CME-NEX clearance in UK likely to hinge on product overlaps
20 September 2018. By Victoria Ibitoye.
The review of CME Group’s plan to acquire NEX Group will likely hinge on the overlap between the acquirer’s exchange business and the target’s electronic trading platforms.
Amid trends toward increased industry convergence, the UK’s Competition and Markets Authority will examine whether the two businesses are sufficiently distinct, whether the transaction could lead to higher prices for providing market data and whether other exchanges could be prevented from accessing NEX’s platforms, MLex understands.
The slew of considerations suggests CME and NEX must overcome several hurdles to win regulatory clearance. But the companies may already have a head start, given the lengthy pre-notification period that ensued after the companies announced their deal in March.
— The CMA’s probe —
Last week, CME formally filed its purchase of NEX to the CMA, which announced a first-phase probe and invited parties to comment on the deal by Sept. 27. The news came six months after the companies confirmed they would be notifying regulatory authorities in the US, Hong Kong, Italy, Sweden and the UK.
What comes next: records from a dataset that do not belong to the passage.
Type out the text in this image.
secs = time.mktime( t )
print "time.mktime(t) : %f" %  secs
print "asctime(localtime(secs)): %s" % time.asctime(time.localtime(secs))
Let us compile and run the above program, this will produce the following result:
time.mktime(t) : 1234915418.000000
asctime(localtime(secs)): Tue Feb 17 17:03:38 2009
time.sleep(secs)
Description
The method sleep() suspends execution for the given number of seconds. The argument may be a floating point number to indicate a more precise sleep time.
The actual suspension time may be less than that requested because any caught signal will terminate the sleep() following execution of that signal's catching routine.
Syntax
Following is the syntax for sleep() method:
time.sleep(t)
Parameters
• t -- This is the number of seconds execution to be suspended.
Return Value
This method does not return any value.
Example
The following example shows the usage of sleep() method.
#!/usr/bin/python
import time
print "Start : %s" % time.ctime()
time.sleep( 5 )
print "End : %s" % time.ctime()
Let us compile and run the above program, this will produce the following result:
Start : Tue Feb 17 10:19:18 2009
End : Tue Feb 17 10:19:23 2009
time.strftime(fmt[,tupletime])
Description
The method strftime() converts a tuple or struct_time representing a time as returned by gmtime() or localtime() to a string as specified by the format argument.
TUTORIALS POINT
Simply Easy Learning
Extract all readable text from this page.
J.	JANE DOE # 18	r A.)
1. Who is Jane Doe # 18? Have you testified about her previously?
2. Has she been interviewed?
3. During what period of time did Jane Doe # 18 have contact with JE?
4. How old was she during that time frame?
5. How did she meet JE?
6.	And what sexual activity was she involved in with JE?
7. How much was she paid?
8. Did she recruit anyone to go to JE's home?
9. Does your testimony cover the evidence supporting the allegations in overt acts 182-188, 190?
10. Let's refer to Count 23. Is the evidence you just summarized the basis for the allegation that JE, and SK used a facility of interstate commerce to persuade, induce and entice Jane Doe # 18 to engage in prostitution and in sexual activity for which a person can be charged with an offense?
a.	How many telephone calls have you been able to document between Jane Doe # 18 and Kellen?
CME, which owns and operates the Chicago Mercantile Exchange and the Chicago Board of Trade, plans to acquire NEX’s electronic foreign-exchange and fixed-income cash platforms to create a single business with futures and cash trading in one market.
CME is among the world’s leading exchange operators and the combination will turn it into the dominant market operator in the US Treasuries market.
The companies said that the move would make the combined business more efficient as users would benefit from being able to trade in foreign-exchange futures and cash markets in one place.
But recent regulatory changes, spearheaded by the EU’s revised Markets in Financial Instruments Directive, or Mifid II, have blurred the boundaries between exchanges and electronic platforms. Now, convincing the CMA that the single platform model won't lead to an unwelcome concentration of market power could be the biggest hurdle the two companies have to overcome.
— Obstacles —
Following Mifid II’s rollout in January, companies such as NEX that traditionally conducted their bond and derivatives trade “over the counter” shifted to electronic platforms. These operate like share-trading exchanges, with transactions reported and disclosed.
The increased transparency under Mifid II has led to a surge in trading through electronic platforms, dampening concerns that the new regime could lead to a slowdown of derivatives trading.
The strict transparency rules have also led to greater convergence between exchanges and electronic platforms, and the two businesses are no longer clearly distinct.
This is set to lead the CMA to explore the extent of the horizontal overlap between the two divisions in assessing CME’s purchase. It will need to consider how closely off-exchange competes with on-exchange to determine whether the deal could result in an unacceptable concentration of market power.
Another hurdle that CME and NEX may have to overcome relates to market data. Both generate trading data and monetize it by supplying to banks. The CMA may ask whether the merger could lead to higher prices for customers if the companies are able to significantly increase their market share.
It examined a similar issue in its probe of Tullett Prebon’s 2015 purchase of voice broking business of ICAP, which was rebranded as NEX following the sale in 2016. At the time, the CMA said it didn't find any competition concerns in relation to the provision of data sales.
Lastly, the CMA may also consider whether the deal throws up any vertical issues. NEX currently allows other exchanges to access its platforms to trade, so the regulator will have to examine whether access could be barred or access terms restricted after the merger.
It considered a similar issue following Intercontinental Exchange’s purchase of Trayport. Here the regulator took the step of forcing ICE to sell the software company off again after finding that the deal did risk reducing competition and increase fees for the traders, brokers, exchanges and clearing houses that competed with ICE in the trading and clearing of European utilities.
— Next steps —
The CMA has set a deadline of Nov. 8 for its phase I decision. Until then, the companies will be working with the regulator to address its key concerns.
If the CMA finds that the merger could lead to a substantial lessening of competition, the parties will have five working days to offer concessions.
But both CME and NEX have previously said they expect the deal to close by the end of the year, which suggests the parties are keen to avoid an in-depth phase II investigation. The lengthy pre-notification period from March to last week appears to support this notion, and suggests that the question of possible concessions is one to which they think they have an answer.